Multiple previous studies have highlighted the impact of CINV on extra hospital visits, cost of treatment, and need of emergency services. 4 5 6 16 There is still substantial room for improvement in reducing CINV health care resource utilization following HEC or MEC. The clinical application of this CINV risk prediction tool can serve as an important tool to assess patient-specific CINV risk and may optimize the use of the antiemetics in a proactive manner.

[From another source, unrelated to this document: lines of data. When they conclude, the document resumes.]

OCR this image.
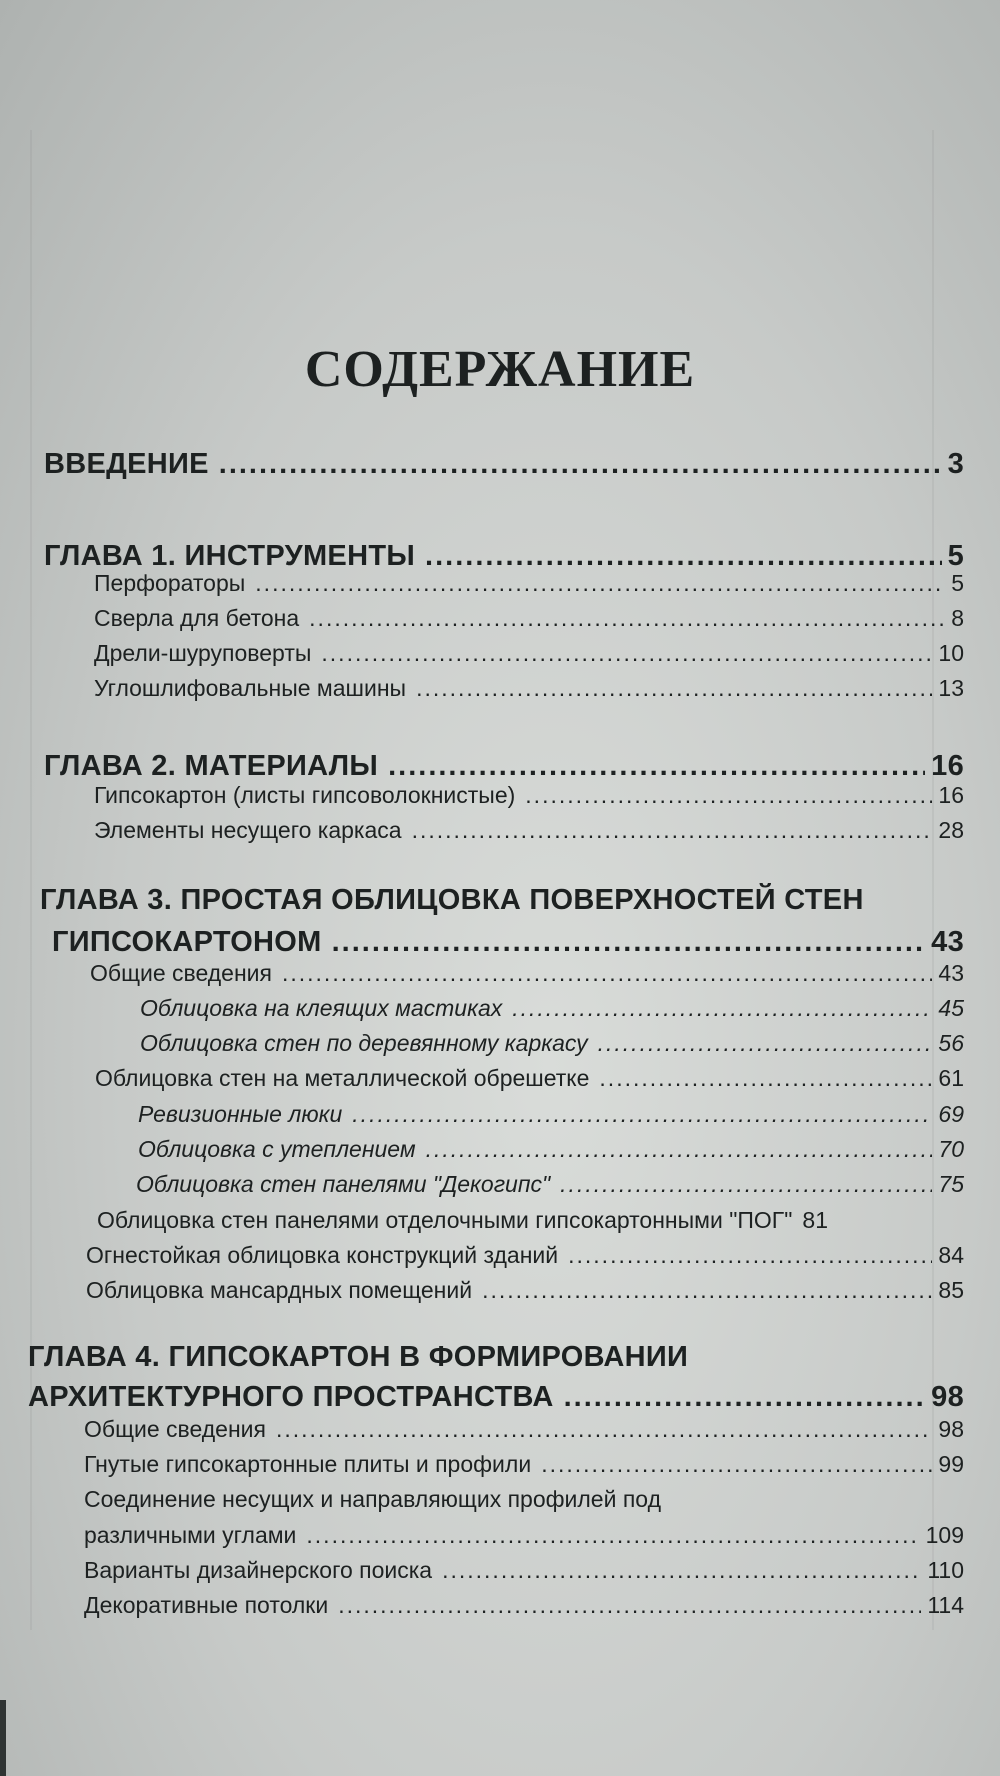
СОДЕРЖАНИЕ
ВВЕДЕНИЕ .....	3
ГЛАВА 1. ИНСТРУМЕНТЫ .....	5
Перфораторы .....	5
Сверла для бетона .....	8
Дрели-шуруповерты .....	10
Углошлифовальные машины .....	13
ГЛАВА 2. МАТЕРИАЛЫ .....	16
Гипсокартон (листы гипсоволокнистые) .....	16
Элементы несущего каркаса .....	28
ГЛАВА 3. ПРОСТАЯ ОБЛИЦОВКА ПОВЕРХНОСТЕЙ СТЕН
ГИПСОКАРТОНОМ .....	43
Общие сведения .....	43
Облицовка на клеящих мастиках .....	45
Облицовка стен по деревянному каркасу .....	56
Облицовка стен на металлической обрешетке .....	61
Ревизионные люки .....	69
Облицовка с утеплением .....	70
Облицовка стен панелями "Декогипс" .....	75
Облицовка стен панелями отделочными гипсокартонными "ПОГ" 81
Огнестойкая облицовка конструкций зданий .....	84
Облицовка мансардных помещений .....	85
ГЛАВА 4. ГИПСОКАРТОН В ФОРМИРОВАНИИ
АРХИТЕКТУРНОГО ПРОСТРАНСТВА .....	98
Общие сведения .....	98
Гнутые гипсокартонные плиты и профили .....	99
Соединение несущих и направляющих профилей под
различными углами .....	109
Варианты дизайнерского поиска .....	110
Декоративные потолки .....	114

The primary limitations of this study consist of the consequences of its observational design and the lack of follow-up until several cycles had been completed. Also, there could be errors or omissions when patients made entry in the diary. Further studies are also needed to evaluate the impact of CINV on health care resource use especially in resource-limited setting like India. Besides, this study found the discrepancy in the prediction of emetogenicity risk but was unable to find that better prediction of CINV risk will actually result in improvement of CR rates. This will require a well-designed study with larger number of patients to answer this question.

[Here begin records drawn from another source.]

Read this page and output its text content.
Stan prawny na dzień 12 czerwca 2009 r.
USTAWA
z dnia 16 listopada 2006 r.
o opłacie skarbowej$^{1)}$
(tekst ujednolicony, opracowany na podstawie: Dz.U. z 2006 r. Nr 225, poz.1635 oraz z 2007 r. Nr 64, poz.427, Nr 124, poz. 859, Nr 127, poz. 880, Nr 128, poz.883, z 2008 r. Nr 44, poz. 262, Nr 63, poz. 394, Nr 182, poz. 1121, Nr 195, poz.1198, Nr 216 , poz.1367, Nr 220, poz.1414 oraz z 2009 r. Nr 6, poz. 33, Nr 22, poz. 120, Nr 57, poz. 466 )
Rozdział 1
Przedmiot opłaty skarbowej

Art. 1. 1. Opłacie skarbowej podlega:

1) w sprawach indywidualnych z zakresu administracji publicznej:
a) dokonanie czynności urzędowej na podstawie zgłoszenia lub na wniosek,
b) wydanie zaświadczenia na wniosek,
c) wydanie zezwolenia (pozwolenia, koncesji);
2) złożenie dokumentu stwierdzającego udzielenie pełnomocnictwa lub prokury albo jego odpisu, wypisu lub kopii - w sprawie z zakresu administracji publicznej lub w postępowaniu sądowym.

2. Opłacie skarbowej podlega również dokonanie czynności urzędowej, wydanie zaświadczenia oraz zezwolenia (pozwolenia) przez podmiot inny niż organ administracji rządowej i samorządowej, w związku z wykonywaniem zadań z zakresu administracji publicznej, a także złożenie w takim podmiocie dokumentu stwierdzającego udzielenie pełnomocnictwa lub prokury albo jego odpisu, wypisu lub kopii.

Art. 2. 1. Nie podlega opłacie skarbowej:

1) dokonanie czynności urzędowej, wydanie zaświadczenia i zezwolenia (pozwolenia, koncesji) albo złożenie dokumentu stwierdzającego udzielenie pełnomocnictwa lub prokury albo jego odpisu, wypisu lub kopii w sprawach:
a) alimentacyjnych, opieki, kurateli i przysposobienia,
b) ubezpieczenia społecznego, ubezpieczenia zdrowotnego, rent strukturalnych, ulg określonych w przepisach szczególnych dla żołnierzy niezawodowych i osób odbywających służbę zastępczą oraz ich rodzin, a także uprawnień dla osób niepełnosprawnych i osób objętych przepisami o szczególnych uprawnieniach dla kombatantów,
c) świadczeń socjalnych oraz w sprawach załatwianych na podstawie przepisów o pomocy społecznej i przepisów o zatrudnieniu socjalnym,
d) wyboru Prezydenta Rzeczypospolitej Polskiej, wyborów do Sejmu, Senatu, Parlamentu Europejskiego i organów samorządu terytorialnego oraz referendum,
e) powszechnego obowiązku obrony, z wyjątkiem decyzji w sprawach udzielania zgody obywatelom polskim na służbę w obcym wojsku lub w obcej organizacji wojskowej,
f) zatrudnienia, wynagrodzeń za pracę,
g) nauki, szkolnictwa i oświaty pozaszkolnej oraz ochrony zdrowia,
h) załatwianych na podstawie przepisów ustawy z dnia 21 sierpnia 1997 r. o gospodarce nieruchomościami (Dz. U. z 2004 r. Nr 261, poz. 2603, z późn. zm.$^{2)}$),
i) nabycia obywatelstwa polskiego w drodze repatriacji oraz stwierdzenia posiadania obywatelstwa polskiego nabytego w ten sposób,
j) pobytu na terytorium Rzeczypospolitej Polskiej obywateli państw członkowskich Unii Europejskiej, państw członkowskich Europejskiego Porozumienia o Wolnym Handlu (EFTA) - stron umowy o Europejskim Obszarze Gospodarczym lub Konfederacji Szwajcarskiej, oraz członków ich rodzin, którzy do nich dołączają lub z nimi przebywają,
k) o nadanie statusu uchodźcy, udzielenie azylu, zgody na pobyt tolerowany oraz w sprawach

In conclusion, a significant percentage of patients who receive chemotherapy continue to experience nausea and vomiting despite receiving antiemetic treatment as per standard guidelines. The study generates a hypothesis for future large randomized studies looking at change in antiemetic prophylaxis based on CINV risk tool, leading to improvement in CR rates of acute and delayed CINV.